Turquie: la police prend de force le contrôle de médias indépendants

  28 Octobre 2015    Lu: 747
Turquie: la police prend de force le contrôle de médias indépendants
A seulement quatre jours des éléctions législatives anticipées, la police a donné, en direct, l`assault contre le siège de deux chaînes de télévision proches de l`opposition.

La dérive autoritaire du Président Recep Tayyip Erdogan ne cesse de s`accentuer en Turquie. Ce mercredi, la police turque a en effet pris, de force, le contrôle de Bugün TV et Kanaltürk, deux chaînes de télévision proches de l`opposition.

A quatre jours des élections législatives anticipées, les forces de l`ordre ont pris d`assaut, en direct devant les caméras, le siège de Bugün TV et Kanaltürk, dont la maison-mère a fait l`objet lundi d`une mise sous tutelle judiciaire très controversée. Le groupe de médias Koza-Ipek est en effet réputé proche de l`imam Fethullah Gülen, "l`ennemi public numéro 1" du chef de l`Etat.

>> Lire aussi: Fethullah Gülen, l`imam qui fait trembler Erdogan

"Ici, c`est ma chaîne!"
Avec des gaz lacrymogènes et des canons à eau, les forces de l`ordre ont d`abord dispersé les salariés du groupe qui défendaient alors leur siège derrière un mur de pancartes "Bugün ne se taira pas". Elles ont ensuite forcé l`entrée du bâtiment avec d`énormes pinces coupantes, selon les images publiées sur le site internet de Bugün TV.

Des policiers ainsi que l`un des nouveaux administrateurs du groupe - nommés par la justice - ont ensuite investi la régie des deux télévisions et en ont pris le contrôle manu militari, malgré l`opposition d`un des rédacteurs en chef. "Quel est votre titre ? Ici, c`est ma chaîne", a lancé Tarik Toros.

Pendant ce face à face dans les étages, des affrontements ont également éclaté devant le bâtiment entre la police et les manifestants, parmi lesquels des députés de l`opposition.

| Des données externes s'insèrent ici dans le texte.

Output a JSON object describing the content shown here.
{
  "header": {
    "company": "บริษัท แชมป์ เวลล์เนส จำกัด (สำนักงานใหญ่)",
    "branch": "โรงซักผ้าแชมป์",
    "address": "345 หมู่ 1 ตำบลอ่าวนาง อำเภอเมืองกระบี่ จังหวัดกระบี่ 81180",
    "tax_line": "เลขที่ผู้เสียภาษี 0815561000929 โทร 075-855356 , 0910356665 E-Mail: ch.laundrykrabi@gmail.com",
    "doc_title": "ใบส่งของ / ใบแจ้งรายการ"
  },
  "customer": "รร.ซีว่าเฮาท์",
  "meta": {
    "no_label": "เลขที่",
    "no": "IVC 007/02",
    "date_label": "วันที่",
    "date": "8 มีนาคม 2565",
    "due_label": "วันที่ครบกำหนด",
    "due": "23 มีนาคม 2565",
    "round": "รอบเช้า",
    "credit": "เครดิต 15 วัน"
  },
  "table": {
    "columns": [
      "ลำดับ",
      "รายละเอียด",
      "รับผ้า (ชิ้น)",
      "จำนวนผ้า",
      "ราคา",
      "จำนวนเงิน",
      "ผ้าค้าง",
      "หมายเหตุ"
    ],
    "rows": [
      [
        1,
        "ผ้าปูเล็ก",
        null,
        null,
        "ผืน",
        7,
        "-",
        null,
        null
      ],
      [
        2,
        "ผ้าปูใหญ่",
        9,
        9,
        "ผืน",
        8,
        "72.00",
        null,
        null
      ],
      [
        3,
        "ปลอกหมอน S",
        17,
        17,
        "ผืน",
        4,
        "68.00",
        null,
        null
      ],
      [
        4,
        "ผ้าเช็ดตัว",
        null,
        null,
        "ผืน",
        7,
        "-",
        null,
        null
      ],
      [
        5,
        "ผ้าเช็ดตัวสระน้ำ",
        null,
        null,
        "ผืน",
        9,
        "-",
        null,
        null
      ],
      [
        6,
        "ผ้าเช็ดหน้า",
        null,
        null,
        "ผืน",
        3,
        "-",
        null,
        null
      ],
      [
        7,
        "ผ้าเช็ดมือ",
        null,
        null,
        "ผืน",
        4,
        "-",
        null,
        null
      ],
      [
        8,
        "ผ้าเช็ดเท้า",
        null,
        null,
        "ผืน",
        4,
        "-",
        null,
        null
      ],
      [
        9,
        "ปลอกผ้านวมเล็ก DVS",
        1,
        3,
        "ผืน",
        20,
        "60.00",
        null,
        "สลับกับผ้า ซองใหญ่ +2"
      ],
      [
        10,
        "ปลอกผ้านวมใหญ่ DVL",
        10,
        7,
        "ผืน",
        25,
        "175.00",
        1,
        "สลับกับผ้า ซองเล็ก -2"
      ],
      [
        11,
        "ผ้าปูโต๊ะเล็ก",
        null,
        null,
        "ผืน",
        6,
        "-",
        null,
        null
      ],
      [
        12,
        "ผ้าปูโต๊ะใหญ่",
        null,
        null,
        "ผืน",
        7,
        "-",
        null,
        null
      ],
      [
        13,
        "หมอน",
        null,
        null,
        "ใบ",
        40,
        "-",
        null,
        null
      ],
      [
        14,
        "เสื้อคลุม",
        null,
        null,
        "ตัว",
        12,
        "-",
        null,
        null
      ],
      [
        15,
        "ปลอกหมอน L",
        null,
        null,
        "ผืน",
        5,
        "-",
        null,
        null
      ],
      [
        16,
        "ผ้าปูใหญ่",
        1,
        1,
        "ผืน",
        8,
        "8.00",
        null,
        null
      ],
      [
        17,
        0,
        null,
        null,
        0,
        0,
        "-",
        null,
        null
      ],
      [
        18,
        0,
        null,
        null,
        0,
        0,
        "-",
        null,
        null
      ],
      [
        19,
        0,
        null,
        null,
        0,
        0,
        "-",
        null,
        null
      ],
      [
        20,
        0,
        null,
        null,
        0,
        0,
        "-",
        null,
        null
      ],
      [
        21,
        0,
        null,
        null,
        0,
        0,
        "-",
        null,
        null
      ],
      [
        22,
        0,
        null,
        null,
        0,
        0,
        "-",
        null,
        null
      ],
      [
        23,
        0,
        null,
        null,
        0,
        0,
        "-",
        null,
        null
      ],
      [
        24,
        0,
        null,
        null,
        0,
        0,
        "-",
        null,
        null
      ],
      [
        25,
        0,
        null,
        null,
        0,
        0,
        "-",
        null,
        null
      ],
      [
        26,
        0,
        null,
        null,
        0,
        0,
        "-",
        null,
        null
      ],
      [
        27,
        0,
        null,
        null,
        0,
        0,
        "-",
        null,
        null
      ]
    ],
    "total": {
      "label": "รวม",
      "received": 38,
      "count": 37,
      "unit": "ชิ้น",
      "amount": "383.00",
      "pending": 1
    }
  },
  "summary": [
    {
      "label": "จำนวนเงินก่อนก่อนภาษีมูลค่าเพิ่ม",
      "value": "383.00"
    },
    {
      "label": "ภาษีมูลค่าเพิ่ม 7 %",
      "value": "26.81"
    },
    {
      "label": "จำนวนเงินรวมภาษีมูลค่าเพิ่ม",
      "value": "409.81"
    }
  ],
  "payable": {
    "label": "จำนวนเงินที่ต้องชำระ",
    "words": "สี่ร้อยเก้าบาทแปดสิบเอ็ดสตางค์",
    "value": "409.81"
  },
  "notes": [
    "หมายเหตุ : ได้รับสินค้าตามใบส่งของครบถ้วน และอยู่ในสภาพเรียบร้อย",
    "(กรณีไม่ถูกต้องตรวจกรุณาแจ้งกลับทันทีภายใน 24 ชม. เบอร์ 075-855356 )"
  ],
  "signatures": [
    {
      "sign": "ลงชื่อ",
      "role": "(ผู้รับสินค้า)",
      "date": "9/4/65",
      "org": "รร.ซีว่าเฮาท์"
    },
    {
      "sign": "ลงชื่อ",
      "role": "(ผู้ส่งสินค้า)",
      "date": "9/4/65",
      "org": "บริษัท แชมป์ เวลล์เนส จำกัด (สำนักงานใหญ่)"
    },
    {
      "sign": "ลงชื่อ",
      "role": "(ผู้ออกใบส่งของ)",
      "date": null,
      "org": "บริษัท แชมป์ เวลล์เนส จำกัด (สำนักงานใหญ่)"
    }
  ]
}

Plusieurs personnes ont été arrêtées, a rapporté la chaîne de télévision privée NTV.

"Tous ceux qui sont responsables de cette décision devront répondre de leurs crimes devant l`histoire", a dénoncé sur place un député de l`opposition, Baris Yarkadas.

"Il y a désormais un précédent", s`est inquiété sur Twitter un autre député de l`opposition, Eren Erdem. "Le pouvoir a montré aujourd`hui ce qu`il adviendra de ce pays si on ne met pas un terme à cette oppression dimanche". Le hashtag "#nousnenoustaironspas" était le plus utilisé par les utilisateurs de Twitter en Turquie, qui partageaient des photos de cartes de presse ensanglantées.

Inquiétude dans les capitales occidentales

La justice turque a prononcé lundi la mise sous tutelle du groupe Koza-Ipek, accusé selon un procureur d`Ankara de "financer", "recruter" et "faire de la propagande" pour le compte de Fethullah Gülen, qui dirige depuis les Etats-Unis un influent réseau d`ONG, médias et entreprises qualifié par les autorités d`"organisation terroriste".

M. Erdogan reproche à son ex-allié d`avoir bâti un "Etat parallèle" pour le renverser et a multiplié depuis les poursuites judiciaires et les purges contre ses partisans.

Après celle de Bank Asya, le 10e réseau bancaire du pays également proche de M. Gülen, la prise de contrôle de Koza-Ipek a suscité l`inquiétude dans les capitales occidentales. "Nous continuons de presser les autorités turques de faire en sorte que leurs actions respectent les valeurs démocratiques universelles" (...) dont la liberté de la presse et de réunion", a déclaré mardi le porte-parole du département d`Etat américain, John Kirby.

"Très inquiet de la mise sous tutelle d`Ipek Koza juste avant les élections du 1er novembre en Turquie", a par ailleurs tweeté le président du Parlement européen, Martin Schulz.

Le quartier général stambouliote du quotidien Hürriyet a été la cible le mois dernier de deux attaques de manifestants qui chantaient des slogans favorables au chef de l`Etat. Et l`un de ses chroniqueurs vedettes, Ahmet Hakan, a été passé à tabac devant son domicile, peu de temps après avoir été menacé d`être "écrasé comme un insecte" par un éditorialiste du quotidien Star, proche du régime.

Le gouvernement turc se défend de vouloir étouffer les médias et M. Erdogan répète régulièrement que la presse de son pays est "la plus libre du monde". Pourtant, la Turquie pointe à la 149e place, sur 180, au classement mondial de la liberté de la presse établi le mois dernier par l`ONG Reporters sans frontières, derrière la Birmanie (144e) et juste devant la Russie (152e).